L’homme qui prononçait cette phrase avait parlé à mi-voix, comme s’il craignait de réveiller quelqu’un. Pourtant, il était seul dans la chambre obscure, seul dans son lit, où il se tournait et se retournait, sans parvenir à trouver le sommeil.
« Je ferais bien mieux de me lever... »

D’un geste il s’était assis et avait écarté les couvertures, puis les rideaux du lit. Happé brutalement par le froid de la chambre, il recula. Les rideaux retombèrent. Il demeura enclos dans la moiteur de l’alcôve, savourant encore quelques secondes de bien-être tiède. Puis, résolument, il ouvrit les rideaux et se leva en bâillant. Le froid le faisait frissonner. À tâtons, il alluma une chandelle et se vêtit, sans hâte. Les vêtements lui semblaient glacés.
« La nuit est bientôt finie... Autant me lever tout de suite ; je ne me serais pas rendormi... »
Mesurant ses moindres gestes, il sortit de la chambre, descendit l’escalier de chêne. Il se sentait un peu lourd, la bouche pâteuse : la veille, sa servante avait insisté pour qu’il terminât le plat qu’elle lui avait cuisiné. Il avait cédé, un peu par gourmandise, un peu par lâcheté.

Pour se rafraîchir, il entra dans la salle commune et but un gobelet d'eau puisée à la fontaine. Puis il s’éloigna sans bruit : la servante et son mari logeaient dans l’appentis ; par la porte qui fermait mal, on entendait leurs ronflements
Il songea : « il faudra que Lambert répare cette porte… »

Assis au bas de l’escalier, il enfila ses houseaux ; il laça son manteau et alluma à l’aide de la petite chandelle une torche accrochée au mur. Avec précaution, il retira la barre de la porte d’entrée. Il l’ouvrit, prenant garde à ne pas heurter le seillon rempli d'eau qu'on laissait la nuit au seuil de chaque maison, à cause des risques d'incendie.

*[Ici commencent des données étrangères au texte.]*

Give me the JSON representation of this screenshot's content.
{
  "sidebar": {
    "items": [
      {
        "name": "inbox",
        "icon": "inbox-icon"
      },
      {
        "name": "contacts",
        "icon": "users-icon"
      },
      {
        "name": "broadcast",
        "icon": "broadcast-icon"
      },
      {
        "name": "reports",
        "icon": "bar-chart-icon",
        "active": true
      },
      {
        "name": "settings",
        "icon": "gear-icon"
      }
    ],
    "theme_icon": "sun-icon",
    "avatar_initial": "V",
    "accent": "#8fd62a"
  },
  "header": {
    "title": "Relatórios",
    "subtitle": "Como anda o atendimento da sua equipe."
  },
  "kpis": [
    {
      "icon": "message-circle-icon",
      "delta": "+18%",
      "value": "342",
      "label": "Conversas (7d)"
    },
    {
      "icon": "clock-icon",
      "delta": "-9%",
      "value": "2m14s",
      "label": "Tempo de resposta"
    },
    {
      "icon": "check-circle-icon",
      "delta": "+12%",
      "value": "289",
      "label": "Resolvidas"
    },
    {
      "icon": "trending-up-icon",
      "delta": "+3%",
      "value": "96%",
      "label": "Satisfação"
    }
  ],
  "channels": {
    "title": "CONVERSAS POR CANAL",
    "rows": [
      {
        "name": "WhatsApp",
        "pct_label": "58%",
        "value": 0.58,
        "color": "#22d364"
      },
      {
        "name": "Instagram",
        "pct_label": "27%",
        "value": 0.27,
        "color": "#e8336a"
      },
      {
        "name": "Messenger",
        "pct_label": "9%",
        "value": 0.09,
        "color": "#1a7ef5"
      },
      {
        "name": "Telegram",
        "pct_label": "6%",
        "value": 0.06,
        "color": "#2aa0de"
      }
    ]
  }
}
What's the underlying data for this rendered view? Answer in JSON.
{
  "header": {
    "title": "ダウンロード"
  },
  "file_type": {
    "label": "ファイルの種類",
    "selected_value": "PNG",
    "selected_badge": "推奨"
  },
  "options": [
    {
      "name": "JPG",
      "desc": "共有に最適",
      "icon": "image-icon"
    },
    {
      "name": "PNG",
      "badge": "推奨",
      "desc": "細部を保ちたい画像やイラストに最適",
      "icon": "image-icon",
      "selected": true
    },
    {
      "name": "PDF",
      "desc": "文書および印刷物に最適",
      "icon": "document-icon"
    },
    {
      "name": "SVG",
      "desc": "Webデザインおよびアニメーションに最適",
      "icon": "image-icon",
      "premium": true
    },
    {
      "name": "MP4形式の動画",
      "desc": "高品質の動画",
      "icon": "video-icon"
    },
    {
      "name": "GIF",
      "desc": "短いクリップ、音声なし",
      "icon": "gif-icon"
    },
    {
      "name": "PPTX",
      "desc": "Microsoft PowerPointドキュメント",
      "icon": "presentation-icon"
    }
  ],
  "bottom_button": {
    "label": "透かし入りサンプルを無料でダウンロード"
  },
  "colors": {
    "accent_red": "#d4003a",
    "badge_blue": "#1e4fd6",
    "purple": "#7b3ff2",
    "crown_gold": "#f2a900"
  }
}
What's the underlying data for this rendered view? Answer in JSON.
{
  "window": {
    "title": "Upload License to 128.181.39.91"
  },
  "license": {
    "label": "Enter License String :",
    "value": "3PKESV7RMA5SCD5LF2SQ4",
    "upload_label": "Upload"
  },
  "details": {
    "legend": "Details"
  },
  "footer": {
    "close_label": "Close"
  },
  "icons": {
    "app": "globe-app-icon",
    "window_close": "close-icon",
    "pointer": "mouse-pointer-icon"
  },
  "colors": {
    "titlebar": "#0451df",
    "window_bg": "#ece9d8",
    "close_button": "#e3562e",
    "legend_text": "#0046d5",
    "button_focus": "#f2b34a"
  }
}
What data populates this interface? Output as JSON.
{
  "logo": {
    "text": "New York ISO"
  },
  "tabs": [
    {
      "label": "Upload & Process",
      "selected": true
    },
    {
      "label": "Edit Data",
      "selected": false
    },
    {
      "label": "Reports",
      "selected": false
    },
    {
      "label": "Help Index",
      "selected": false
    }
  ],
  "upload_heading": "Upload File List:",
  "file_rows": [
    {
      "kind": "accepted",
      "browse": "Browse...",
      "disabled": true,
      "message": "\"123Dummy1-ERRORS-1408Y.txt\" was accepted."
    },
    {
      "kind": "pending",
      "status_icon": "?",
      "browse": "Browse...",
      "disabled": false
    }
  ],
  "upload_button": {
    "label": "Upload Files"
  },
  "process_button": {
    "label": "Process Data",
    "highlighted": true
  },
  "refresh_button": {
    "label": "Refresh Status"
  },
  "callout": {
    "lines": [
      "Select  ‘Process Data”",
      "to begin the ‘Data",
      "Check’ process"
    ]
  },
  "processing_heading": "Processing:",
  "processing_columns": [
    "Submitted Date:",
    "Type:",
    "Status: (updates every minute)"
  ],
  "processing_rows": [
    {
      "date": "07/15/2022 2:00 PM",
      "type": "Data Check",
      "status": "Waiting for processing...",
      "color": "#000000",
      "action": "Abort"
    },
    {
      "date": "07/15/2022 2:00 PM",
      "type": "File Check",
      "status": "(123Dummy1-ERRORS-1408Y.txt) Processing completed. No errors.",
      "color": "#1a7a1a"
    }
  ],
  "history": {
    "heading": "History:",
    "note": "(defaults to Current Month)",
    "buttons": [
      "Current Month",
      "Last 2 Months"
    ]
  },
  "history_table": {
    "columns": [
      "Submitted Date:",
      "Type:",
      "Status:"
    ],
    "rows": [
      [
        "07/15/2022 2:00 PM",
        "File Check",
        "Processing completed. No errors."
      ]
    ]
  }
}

Depuis qu’il s’était levé, il n’avait pas fait plus de bruit qu’une belette à l’affût. Sur le seuil, la torche à la main, il s’arrêta : une petite pluie fine, espacée, guère plus drue qu’une rosée, faisait vaciller la flamme de sa torche avec un chuintement irrégulier. Il ne faisait pas tellement froid, mais il frissonna pourtant, à cause de cette humidité.

Au souvenir du lit protecteur, où il aurait pu rester au chaud jusqu’à l’aube, il soupira. Devant lui, au bout de la ruelle, se dressait la masse imposante du chantier de Notre-Dame et derrière, la vieille église Saint-Étienne qu’on n’avait pas encore démolie. il se dirigea vers Saint-Étienne, en coupant par le chantier, pour gagner du temps.

Cette pluie le surprenait. La veille, Lambert, son valet, rentrant après être allé porter aux poules les restes du repas, avait affirmé : « J’ai vu le ciel ; il fera beau, demain. Encore quelques semaines de ce temps, et je vous rapporterai des carottes ou des navets nouveaux. » Il se dit que les nuages, qu’on devinait clairsemés, se dissiperaient assez vite, après le lever du jour. Il était peu fréquent que Lambert se trompât sur le temps qu’il allait faire.

Avant de pénétrer dans l’enclos qui entourait le chantier, il s’arrêta et regarda autour de lui. Pas une lueur, pas un bruit. Bêtes et gens dormaient encore. Il hésita un peu avant de continuer son chemin.
« Je dormais si bien, autrefois… » Autrefois... ce mot résonnait en lui, mais n’avait pas de saveur amère. Il était resté en vie, et voilà.
Il n’en ressentait aucune émotion.

Il longeait maintenant la palissade. La pluie se raréfiait ; toutefois, elle avait dû tomber une partie de la nuit. En marchant, il sentait ses bottes s’enfoncer dans des flaques boueuses et il progressait pas à pas, la torche à la main : à tout moment, on pouvait buter sur un obstacle. Il faillit tomber en se cognant contre une échelle, et renversa un seau qui heurta, avec un son clair, un bloc de pierre brute ; l’eau ruissela. Il n’y fit pas attention : il était parvenu au pied de l’édifice.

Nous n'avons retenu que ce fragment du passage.